I have been monitoring backups to USB drives for three years after I noticed too many failures with client's drives. Monitoring the event log on the computer being backed up has been revealing. Even with backups that are successful, write errors are recorded in the event log. Subsequent disk checks of the USB drives revealed either bitmap errors or MBR errors.
Since any disk error will eventually lead to data corruption, it is a disaster waiting to happen. Even though the backup may be "successful" according to the backup program, write errors or disk errors count as a failure as you are playing russian roulette with your data. As Journeyman said, the point of backing up is to not have failures. Backing up a 99.999% reliable device with a 90% reliability device does not make sense. So I have opted for backup to NAS onsite and offsite backup through the internet.
The reasons for a high USB failure rate are actually quite simple, but not always possible to avoid.
Failure to remove drive through "Safely Remove Hardware" icon.
A full computer backup through software such as "Shadow Protect" (my favourite) push through large amounts of data at high speed. While most USB drives are sold with high data rates, the reality is that sustained high data rates create heat in the USB electronics. And since most USB drives do not have fan cooling, the electronics go over temp and stop until they cool down. Some drives are better but they all do it.

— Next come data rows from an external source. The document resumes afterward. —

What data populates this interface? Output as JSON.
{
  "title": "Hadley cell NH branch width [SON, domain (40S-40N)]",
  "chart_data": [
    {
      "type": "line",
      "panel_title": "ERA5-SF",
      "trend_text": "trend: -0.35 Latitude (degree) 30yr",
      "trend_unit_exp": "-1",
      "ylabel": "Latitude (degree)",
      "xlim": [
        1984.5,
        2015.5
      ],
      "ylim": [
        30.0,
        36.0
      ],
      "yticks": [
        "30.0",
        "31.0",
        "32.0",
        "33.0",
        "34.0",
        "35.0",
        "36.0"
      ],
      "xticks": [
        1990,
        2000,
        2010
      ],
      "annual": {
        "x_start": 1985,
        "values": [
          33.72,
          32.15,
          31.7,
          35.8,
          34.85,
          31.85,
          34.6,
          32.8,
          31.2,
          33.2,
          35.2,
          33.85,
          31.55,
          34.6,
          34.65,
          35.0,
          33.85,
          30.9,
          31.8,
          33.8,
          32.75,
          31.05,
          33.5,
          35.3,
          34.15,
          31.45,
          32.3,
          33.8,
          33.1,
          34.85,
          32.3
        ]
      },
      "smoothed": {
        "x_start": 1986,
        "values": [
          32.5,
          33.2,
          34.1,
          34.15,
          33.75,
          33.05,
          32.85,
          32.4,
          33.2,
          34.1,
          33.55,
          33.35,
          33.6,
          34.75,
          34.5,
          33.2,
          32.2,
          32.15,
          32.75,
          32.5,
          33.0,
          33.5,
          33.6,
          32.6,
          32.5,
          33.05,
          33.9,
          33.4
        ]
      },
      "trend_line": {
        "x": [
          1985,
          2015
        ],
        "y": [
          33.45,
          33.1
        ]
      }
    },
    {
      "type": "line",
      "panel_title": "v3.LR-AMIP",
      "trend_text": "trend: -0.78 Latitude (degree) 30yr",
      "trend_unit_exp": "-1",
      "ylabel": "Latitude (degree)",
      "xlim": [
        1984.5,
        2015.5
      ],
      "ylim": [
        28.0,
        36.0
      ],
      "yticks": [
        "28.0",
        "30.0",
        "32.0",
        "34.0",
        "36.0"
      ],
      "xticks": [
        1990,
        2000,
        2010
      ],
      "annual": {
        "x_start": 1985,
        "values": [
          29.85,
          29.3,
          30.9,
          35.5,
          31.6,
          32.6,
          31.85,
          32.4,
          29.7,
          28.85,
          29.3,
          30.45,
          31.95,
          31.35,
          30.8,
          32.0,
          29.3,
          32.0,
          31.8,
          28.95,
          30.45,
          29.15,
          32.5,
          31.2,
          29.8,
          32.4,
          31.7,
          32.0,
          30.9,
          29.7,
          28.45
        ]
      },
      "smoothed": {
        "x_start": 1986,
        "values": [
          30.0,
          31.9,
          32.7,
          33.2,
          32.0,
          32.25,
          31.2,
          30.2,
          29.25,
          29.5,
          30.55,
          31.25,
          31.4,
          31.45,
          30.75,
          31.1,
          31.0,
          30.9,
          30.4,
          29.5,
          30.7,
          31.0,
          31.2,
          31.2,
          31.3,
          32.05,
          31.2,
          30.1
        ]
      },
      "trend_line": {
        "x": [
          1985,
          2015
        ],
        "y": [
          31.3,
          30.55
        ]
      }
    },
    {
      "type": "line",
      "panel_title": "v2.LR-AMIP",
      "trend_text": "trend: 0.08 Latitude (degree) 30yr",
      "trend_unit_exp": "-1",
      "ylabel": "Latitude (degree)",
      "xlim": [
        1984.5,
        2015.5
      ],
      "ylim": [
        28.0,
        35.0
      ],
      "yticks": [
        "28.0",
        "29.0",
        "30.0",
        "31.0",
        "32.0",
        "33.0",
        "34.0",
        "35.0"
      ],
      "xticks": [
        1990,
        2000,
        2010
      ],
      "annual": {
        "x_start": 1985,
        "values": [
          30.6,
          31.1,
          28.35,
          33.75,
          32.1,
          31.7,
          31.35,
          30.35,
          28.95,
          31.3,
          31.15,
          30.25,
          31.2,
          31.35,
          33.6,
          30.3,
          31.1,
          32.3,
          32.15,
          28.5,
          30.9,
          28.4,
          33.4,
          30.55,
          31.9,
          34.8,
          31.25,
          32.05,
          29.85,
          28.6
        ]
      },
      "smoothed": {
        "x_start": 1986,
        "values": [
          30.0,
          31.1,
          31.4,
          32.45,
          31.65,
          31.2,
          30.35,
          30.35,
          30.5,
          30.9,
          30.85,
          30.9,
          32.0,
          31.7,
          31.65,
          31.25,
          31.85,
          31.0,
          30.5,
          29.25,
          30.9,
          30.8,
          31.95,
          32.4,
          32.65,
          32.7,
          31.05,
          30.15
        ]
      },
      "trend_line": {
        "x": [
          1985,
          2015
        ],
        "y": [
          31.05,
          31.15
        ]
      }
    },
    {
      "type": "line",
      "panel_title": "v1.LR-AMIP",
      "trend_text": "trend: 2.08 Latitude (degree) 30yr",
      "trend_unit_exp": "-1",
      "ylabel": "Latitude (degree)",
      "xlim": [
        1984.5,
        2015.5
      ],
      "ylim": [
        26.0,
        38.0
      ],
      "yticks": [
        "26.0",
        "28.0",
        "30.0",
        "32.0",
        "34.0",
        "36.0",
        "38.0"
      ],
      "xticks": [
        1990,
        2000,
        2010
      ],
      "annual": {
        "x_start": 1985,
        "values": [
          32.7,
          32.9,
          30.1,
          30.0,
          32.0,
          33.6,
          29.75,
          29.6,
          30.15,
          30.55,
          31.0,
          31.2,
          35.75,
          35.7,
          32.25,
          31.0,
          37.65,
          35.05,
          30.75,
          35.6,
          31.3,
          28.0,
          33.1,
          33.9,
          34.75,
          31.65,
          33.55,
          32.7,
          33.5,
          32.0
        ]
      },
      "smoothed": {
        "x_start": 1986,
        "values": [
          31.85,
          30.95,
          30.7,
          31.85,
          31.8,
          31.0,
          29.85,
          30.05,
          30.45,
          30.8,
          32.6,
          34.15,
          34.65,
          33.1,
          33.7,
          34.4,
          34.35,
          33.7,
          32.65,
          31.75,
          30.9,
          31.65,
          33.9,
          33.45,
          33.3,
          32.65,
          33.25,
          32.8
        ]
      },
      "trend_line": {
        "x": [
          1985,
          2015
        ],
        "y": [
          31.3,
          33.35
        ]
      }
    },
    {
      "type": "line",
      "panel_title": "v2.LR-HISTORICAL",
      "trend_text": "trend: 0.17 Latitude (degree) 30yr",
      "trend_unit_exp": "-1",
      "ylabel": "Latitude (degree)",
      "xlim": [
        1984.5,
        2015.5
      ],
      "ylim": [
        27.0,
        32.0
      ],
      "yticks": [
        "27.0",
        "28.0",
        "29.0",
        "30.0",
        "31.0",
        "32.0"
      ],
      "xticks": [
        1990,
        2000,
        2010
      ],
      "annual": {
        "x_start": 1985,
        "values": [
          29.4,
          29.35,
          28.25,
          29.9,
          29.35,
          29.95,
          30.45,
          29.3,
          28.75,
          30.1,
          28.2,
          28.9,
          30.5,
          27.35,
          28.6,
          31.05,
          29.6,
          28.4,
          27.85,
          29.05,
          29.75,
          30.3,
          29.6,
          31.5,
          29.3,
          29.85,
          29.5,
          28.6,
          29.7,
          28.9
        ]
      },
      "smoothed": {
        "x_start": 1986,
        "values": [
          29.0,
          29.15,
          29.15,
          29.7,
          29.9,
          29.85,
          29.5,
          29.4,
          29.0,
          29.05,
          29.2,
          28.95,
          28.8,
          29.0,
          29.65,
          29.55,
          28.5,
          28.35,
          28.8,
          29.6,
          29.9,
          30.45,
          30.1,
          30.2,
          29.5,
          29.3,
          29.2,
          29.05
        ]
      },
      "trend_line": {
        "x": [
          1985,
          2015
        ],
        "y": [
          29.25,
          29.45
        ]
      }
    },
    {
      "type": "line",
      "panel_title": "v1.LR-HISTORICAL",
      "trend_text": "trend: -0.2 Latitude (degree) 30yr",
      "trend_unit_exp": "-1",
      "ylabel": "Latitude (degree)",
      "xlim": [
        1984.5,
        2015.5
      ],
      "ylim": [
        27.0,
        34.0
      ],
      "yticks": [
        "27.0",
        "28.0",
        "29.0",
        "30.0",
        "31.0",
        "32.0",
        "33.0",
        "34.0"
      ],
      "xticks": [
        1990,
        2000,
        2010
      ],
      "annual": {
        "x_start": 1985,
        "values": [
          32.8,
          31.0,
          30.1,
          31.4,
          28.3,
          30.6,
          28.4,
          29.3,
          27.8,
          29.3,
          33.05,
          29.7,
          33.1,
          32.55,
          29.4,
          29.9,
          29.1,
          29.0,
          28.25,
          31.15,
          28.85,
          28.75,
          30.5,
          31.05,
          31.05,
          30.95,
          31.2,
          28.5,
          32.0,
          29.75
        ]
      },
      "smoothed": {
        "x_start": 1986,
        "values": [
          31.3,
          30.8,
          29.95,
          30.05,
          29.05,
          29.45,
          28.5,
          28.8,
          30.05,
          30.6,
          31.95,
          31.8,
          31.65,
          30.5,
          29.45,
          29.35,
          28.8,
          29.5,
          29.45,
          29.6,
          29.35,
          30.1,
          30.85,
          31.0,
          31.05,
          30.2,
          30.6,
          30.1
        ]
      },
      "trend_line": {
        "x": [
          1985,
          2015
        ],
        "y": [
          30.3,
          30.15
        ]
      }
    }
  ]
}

Again because of high data rates and no fan cooling the actual hard drives quickly go over the rated internal temperature, the temperature of which varies from drive to drive. And the higher the temperature the quicker the rate of temp rise. Hard drive life is shortened but an instant killer is immediately unplugging the drive while it is still hot.

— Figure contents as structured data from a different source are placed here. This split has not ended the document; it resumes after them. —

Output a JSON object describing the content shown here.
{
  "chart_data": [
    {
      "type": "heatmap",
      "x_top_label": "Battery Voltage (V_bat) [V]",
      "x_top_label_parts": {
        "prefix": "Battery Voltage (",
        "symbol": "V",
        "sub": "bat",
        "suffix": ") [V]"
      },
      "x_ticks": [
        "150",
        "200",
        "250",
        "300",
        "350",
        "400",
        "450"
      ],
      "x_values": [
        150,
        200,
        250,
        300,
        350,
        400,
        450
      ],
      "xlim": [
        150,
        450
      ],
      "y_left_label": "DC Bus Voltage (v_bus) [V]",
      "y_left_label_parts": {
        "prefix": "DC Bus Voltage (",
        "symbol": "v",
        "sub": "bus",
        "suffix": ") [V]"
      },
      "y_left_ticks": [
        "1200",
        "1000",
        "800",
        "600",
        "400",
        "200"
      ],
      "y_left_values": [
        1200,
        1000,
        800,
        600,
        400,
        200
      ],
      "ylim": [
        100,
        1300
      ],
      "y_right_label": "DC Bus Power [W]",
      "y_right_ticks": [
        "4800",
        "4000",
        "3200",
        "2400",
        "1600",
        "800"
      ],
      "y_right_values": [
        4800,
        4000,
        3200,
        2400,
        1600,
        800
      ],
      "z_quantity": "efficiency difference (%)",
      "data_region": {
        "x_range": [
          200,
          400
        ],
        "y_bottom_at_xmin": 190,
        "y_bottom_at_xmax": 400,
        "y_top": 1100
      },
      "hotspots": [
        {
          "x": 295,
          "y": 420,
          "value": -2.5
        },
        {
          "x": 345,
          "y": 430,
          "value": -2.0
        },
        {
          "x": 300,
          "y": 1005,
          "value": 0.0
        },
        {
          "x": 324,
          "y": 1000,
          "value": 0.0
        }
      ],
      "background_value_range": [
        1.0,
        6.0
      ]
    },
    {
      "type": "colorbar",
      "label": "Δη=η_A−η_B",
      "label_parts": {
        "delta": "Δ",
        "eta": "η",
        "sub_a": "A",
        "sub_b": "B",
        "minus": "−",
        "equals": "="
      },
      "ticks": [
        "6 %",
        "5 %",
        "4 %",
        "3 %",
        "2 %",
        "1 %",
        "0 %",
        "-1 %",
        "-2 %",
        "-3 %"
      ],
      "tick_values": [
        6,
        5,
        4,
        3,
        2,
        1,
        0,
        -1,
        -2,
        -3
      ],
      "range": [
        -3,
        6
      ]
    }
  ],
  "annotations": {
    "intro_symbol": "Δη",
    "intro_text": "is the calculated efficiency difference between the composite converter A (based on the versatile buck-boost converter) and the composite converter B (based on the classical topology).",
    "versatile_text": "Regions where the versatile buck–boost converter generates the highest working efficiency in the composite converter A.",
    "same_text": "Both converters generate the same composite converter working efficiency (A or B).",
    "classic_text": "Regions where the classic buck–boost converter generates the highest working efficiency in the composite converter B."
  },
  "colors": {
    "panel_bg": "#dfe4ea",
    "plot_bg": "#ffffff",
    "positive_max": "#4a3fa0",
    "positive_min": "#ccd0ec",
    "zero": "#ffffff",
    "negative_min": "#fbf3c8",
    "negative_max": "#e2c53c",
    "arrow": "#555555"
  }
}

The way people handle or abuse USB drives causes pre-mature failure.
The failure of some USB drives to properly dismount, so the client unplugs it anyway.

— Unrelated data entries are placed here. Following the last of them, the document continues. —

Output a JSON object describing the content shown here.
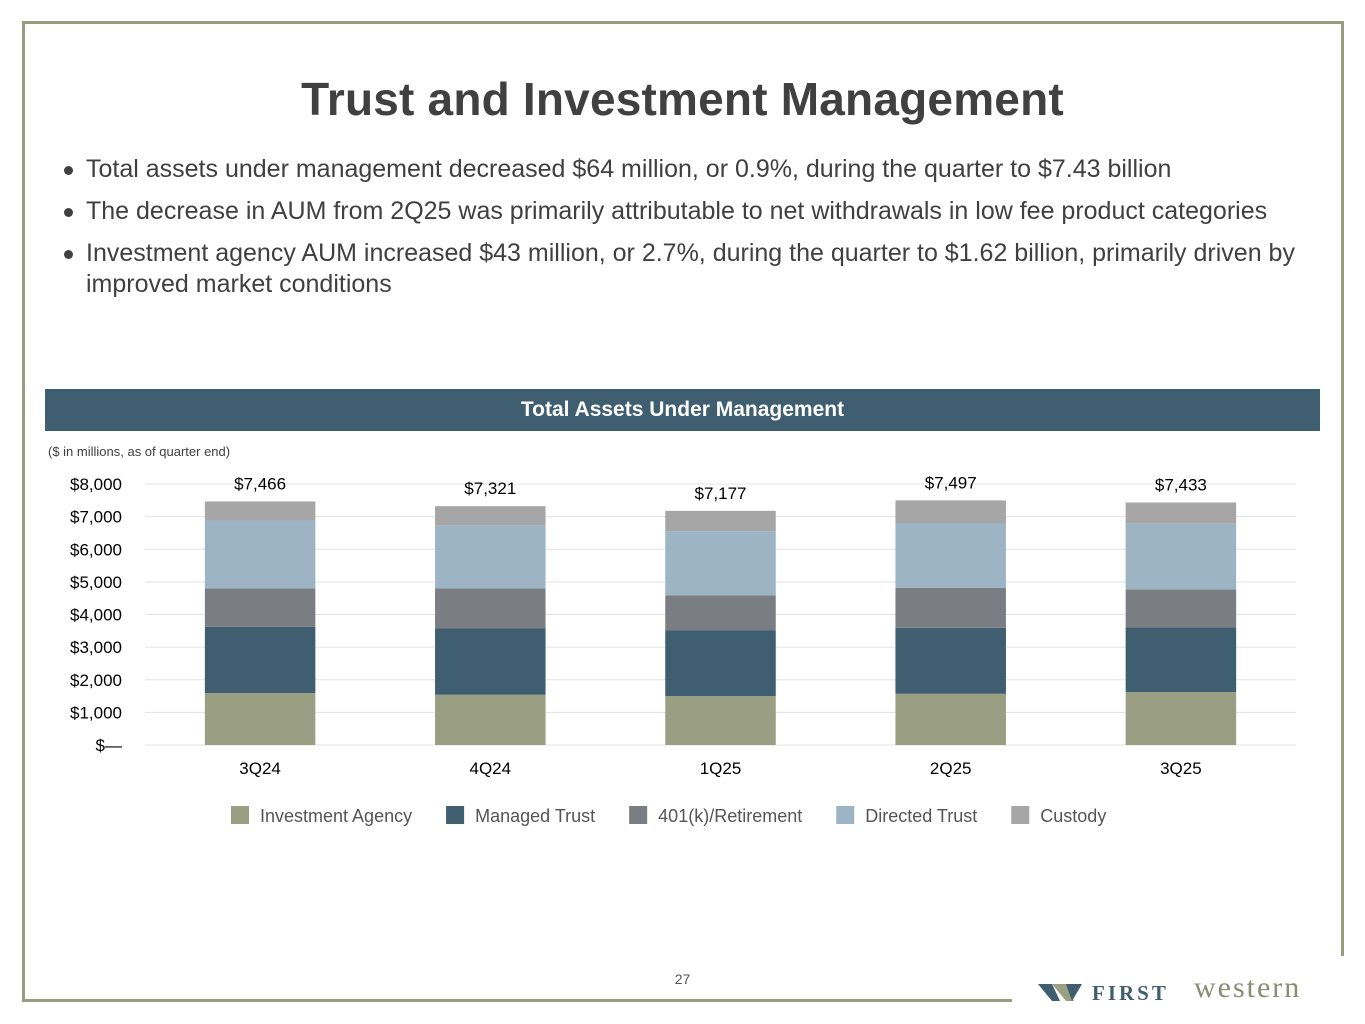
{
  "title": "Trust and Investment Management",
  "bullets": [
    "Total assets under management decreased $64 million, or 0.9%, during the quarter to $7.43 billion",
    "The decrease in AUM from 2Q25 was primarily attributable to net withdrawals in low fee product categories",
    "Investment agency AUM increased $43 million, or 2.7%, during the quarter to $1.62 billion, primarily driven by improved market conditions"
  ],
  "chart_header": "Total Assets Under Management",
  "units_note": "($ in millions, as of quarter end)",
  "page_number": "27",
  "logo": {
    "first": "FIRST",
    "western": "western"
  },
  "colors": {
    "frame": "#9a9c82",
    "banner": "#3f5e6f",
    "investment_agency": "#9a9e82",
    "managed_trust": "#3f5e6f",
    "retirement": "#7a7e82",
    "directed_trust": "#9db4c5",
    "custody": "#a6a6a6"
  },
  "chart_data": {
    "type": "bar",
    "stacked": true,
    "title": "Total Assets Under Management",
    "xlabel": "",
    "ylabel": "",
    "ylim": [
      0,
      8000
    ],
    "y_ticks": [
      0,
      1000,
      2000,
      3000,
      4000,
      5000,
      6000,
      7000,
      8000
    ],
    "y_tick_labels": [
      "$—",
      "$1,000",
      "$2,000",
      "$3,000",
      "$4,000",
      "$5,000",
      "$6,000",
      "$7,000",
      "$8,000"
    ],
    "grid": true,
    "legend_position": "bottom",
    "categories": [
      "3Q24",
      "4Q24",
      "1Q25",
      "2Q25",
      "3Q25"
    ],
    "totals": [
      7466,
      7321,
      7177,
      7497,
      7433
    ],
    "total_labels": [
      "$7,466",
      "$7,321",
      "$7,177",
      "$7,497",
      "$7,433"
    ],
    "series": [
      {
        "name": "Investment Agency",
        "color": "#9a9e82",
        "values": [
          1590,
          1540,
          1500,
          1570,
          1620
        ]
      },
      {
        "name": "Managed Trust",
        "color": "#3f5e6f",
        "values": [
          2030,
          2030,
          2010,
          2020,
          1980
        ]
      },
      {
        "name": "401(k)/Retirement",
        "color": "#7a7e82",
        "values": [
          1180,
          1230,
          1080,
          1230,
          1170
        ]
      },
      {
        "name": "Directed Trust",
        "color": "#9db4c5",
        "values": [
          2080,
          1940,
          1960,
          1970,
          2010
        ]
      },
      {
        "name": "Custody",
        "color": "#a6a6a6",
        "values": [
          586,
          581,
          627,
          707,
          653
        ]
      }
    ]
  }
}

I have had to recover data from countless USB drives for clients, and the failure rate is too high. Several times, when client computers bit the dust, a restore from a backup USB drive also failed.
As per Ligos, taking the drive out of the USB case will help but this is not a commercial solution. Some drives still get piping hot even out of the case, and forced air cooling is necessary to get the drive under max rated temperature. I use HDSentinel to monitor temperature and also for general drive health checks.
There use to be small Verbatim portable drives that had a fan and connected by Ethernet but they are no longer available. For the moment it is backup to NAS and online backup for critical data.